While some of the tight COVID-19 alert level 3 restrictions of the last couple of months are loosening just in time for school holidays, for many parents the coming weeks will feel little like a holiday.
Staring down the barrel of yet more weeks juggling working from home whilst children keep up with school lessons over Zoom calls and devices during level three may feel quite daunting this time around.
Dr Emma Woodward, child psychologist and founder and director at The Child Psychology Service, told Newshub she completely understands if parents have mixed emotions about the upcoming school holidays - she too is at home with her four boys, aged 10 years and younger.
Dr Woodward has put together some key tips to help parents manage their emotions and expectations over the upcoming school holidays.
Accept and acknowledge your emotions
It's okay to acknowledge that the current situation we find ourselves in isn't ideal, but what we can do is accept that this is what we've got to work with. If we can't change our scenery, we can change the energy of the holidays to be mindful of how we structure, or don't structure, our day to make it different from a term time lockdown day.
Manage your mindset
These holidays are going to be mainly about managing our own emotions and cultivating the right mindset. Try to focus on tolerating distress, impatience, guilt or feelings of being overwhelmed by letting go of your expectations of what these school holidays 'should be like'. We cannot change the situation but we can change how we feel about it, try to remember that if we're okay our kids will be okay too.
Try to stay in the present moment. We are more than our thoughts, but our thoughts have a good deal of control over how we feel. Notice them, acknowledge them, but be mindful of the fact that you don't need to act on them, unless you want to. When you feel your mind wandering ask yourself: "What story must I be telling myself about the situation and how is that making me feel? Is it calming me or harming me?"
Name your emotions
As you experience different emotions it can help to name them as you feel them: "I'm noticing I'm feeling frustrated." The act of naming your emotions let's your limbic system know you've received the message which means you are less likely to get hooked up into it. Continue to acknowledge your emotions, breathe through it and wait for it to pass.
Yes, I know, it's always easier said than done! But slowing down, both your breathing and your mind, can help guide you into a calm state. You can consciously relax and move your body to help feel calm. Try moving your face into a half smile position, this relaxes our face muscles and mimics the facial expression of serenity, which in turn relaxes the mind. Take a moment to turn your palms upwards whilst inhaling and exhaling purposefully to release tension. By practicing these we can intentionally use the body/mind connection to counteract agitation and stress and restore a sense of calm.
Form a different perspective
Remember what the excitement of the school holidays felt like to you as a child. Although this time around the holidays might not seem as fun during lockdown, try to reflect back to your own school holidays when you were a kid, connect with that excitement of things changing and gears shifting down and act on it.

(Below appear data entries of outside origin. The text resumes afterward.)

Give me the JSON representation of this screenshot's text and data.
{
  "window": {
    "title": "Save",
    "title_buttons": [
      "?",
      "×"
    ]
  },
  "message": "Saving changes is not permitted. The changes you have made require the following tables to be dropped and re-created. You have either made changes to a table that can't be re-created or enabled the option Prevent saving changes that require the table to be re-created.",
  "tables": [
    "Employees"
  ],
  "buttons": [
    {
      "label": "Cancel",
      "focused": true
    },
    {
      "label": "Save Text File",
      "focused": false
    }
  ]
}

Try your best to remember that we're in this situation because we're fortunate to be keeping safe and protecting others. I suggest asking yourself and the kids: what three awesome things are you grateful for today? Write them out on post it notes or in a journal, or share what you're grateful for everyday around the dinner table.
Get outside and into nature
Now that socially distanced outdoor playdates are allowed, consider meeting with another family for a walk or a picnic. Keep up the daily walks to get out in the fresh air. Interact in a different way with nature by planting some seeds at the start of the holiday and watching them develop into seedlings to celebrate the passing of time in spring. Put your focus into nurturing something and watching it grow and change, rather than looking out at what we 'can't' or 'should' be doing. If you're up for a proper staycation why not try camping in the backyard!
Plan ahead for the summer holidays
Any time you feel like you've been short-changed this time around, pop it into a wish jar for Christmas (all being well!). This helps place mark your plans but also creates a sense that this situation is temporary.
Kids will be kids
Expect them to be a bit tetchier and be a bit more rambunctious in their behaviour over these next few weeks. Do your best to let it go, you'll do more harm than good by clamping down and projecting your frustration onto the situation. Be playful, jump on the tramp, build dens, plant seeds, read together, watch movies together, bake, walk, learn a new skill or undertake a family challenge - be present and connect. This too shall pass and when it does make sure you look back on some parts of it fondly.